Wednesday, May 27, 2009

Looking at the final results

In no order here, just a few interesting results:

Pat Pimm, new Liberal MLA for Peace River North has the distinction of being the person elected by the fewest votes - 3992 in total. Province wide 164 candidates managed to get more votes than he did, 80 of whom did not get elected. Three members of the Greens managed to get more votes than he did.

Colin Hansen top the polls province wide with 15731 votes, this is more votes than the bottom four MLAs achieved - Pimm (Lib) 3992, Donaldson (NDP) 4274, Lekstrom (Lib) 4801, Rustad (Lib) 4949.

52 candidates managed to get more than 10 000 votes, five of them did not manage to get elected - Holman (NDP) 12875, McNabb (NDP) 12508, Van der Veen (NDP) 11316, Adair (Lib) 11215, Salter (NDP) 10136. All of five of them are from Vancouver Island.

Of our 85 MLAs that were elected, 60 of them managed to convince a majority of the people in their riding to vote for them, 25 of our MLAs had more people vote for someone other than the person elected. In 2005 43 of the 79 MLAs were elected by a majority. 14 MLAs managed to get more than 60% of the vote, in 2005 that was only six.

New Liberal Eric Foster has the distintion of being elected with the lowest percentage of the vote, 37.27%. 33 candidates managed a higher percentage of the vote than he did and were not elected.

New Democrat Charlie Wyse had the highest percentage of the vote and lost. He managed 47.18% of the vote and still lost. 14 people elected as MLAs did worse than this.

Even though we saw the election of Vicki Huntingdon, this was not a good election for candidates not with the NDP or the Liberals. Only eight candidates not with one of the two major parties broke through the important 15% barrier - two independents, one Conservative and five Greens. But this is in fact an improvement over 2005 when only six candidates managed to do the same and one of them was a sitting MLA (Paul Nettleton) that ran as an independent.

Three New Democrats did not manage to break 15%, they had no one go below that mark in 2005.

The Conserative Party clear has some strength in the Okanagan. They managed to take 11.13% of the vote in the Okanagan's seven ridings, enough to edge out the Greens for third place in the valley. The Greens managed 11.07%. In total 23.98% of the vote in the Okanagan did not go to one of the major parties, that is double the provincial average.

Topping the polls in percentage of the vote was Sue Hammell of the NDP with 72.73% of the vote.

The seven Conservatives took close to half the votes of the Conservative party in the election. I would be very surprised if the seven Okanagan ridings had some strong three and four way races in 2013. When that happens, odd results can happen and people win with as little as one third of the vote.
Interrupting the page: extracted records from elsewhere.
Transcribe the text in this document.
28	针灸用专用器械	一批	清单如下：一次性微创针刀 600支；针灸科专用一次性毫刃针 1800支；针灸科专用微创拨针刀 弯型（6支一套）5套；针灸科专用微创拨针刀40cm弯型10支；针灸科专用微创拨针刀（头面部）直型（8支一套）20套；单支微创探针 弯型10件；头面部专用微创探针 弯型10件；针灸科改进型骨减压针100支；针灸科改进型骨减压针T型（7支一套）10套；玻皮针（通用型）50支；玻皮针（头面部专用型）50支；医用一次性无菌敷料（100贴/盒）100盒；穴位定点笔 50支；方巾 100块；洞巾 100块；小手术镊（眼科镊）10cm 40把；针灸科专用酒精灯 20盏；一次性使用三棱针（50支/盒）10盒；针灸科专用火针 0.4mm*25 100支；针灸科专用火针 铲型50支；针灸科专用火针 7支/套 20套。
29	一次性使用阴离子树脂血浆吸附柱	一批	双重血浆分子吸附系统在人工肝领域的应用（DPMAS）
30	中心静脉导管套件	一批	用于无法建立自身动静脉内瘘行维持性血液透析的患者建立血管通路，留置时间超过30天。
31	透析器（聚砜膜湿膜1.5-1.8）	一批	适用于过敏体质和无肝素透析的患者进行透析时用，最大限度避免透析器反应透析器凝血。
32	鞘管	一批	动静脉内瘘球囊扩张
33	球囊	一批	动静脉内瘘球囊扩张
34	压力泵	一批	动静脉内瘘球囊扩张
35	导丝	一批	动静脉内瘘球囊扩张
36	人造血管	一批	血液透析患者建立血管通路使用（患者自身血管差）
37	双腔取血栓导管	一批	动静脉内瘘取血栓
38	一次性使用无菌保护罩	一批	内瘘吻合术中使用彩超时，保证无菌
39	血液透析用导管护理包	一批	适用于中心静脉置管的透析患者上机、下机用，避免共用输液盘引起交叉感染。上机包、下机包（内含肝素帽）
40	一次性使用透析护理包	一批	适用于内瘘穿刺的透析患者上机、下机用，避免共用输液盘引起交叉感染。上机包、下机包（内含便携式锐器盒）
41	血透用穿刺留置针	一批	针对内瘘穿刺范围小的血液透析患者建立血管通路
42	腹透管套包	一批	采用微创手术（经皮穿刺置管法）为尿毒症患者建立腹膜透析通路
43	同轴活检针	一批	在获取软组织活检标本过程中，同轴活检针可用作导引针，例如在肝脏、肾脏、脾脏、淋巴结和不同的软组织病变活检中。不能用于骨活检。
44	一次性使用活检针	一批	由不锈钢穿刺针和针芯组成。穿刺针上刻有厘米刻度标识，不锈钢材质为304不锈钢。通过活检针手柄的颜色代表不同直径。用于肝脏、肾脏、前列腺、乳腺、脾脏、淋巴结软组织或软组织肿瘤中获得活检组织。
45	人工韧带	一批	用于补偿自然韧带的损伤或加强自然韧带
The Greens were down in support in this election, but when you look closer at the results, they do not look as bad I thought at first glance, though still not great. If one takes out the Adrianne Carr vote in Powell River Sunshine Coast, the fall in vote is marginal, but more important is that party seems to building some actual regional strengths, something fundamentally important if you are going to win in First Past the Post. The Greens seem to have an emerging core on the south island, the Okanagan, and the North Shore. None are easy places to win, but building regional strength is the first step towards winning.

1 comment:

Anonymous said...

"New Liberal Eric Foster has the distintion of being elected with the lowest percentage of the vote, 37.27%."

I wonder if that had anything to do with the "Independent" candidate's name?

"Gordon Campbell - 1,306 votes - 5.8%"

It reminds me of the Jim Green/James Green Vancouver civic mayoral kerfuffle in 2005.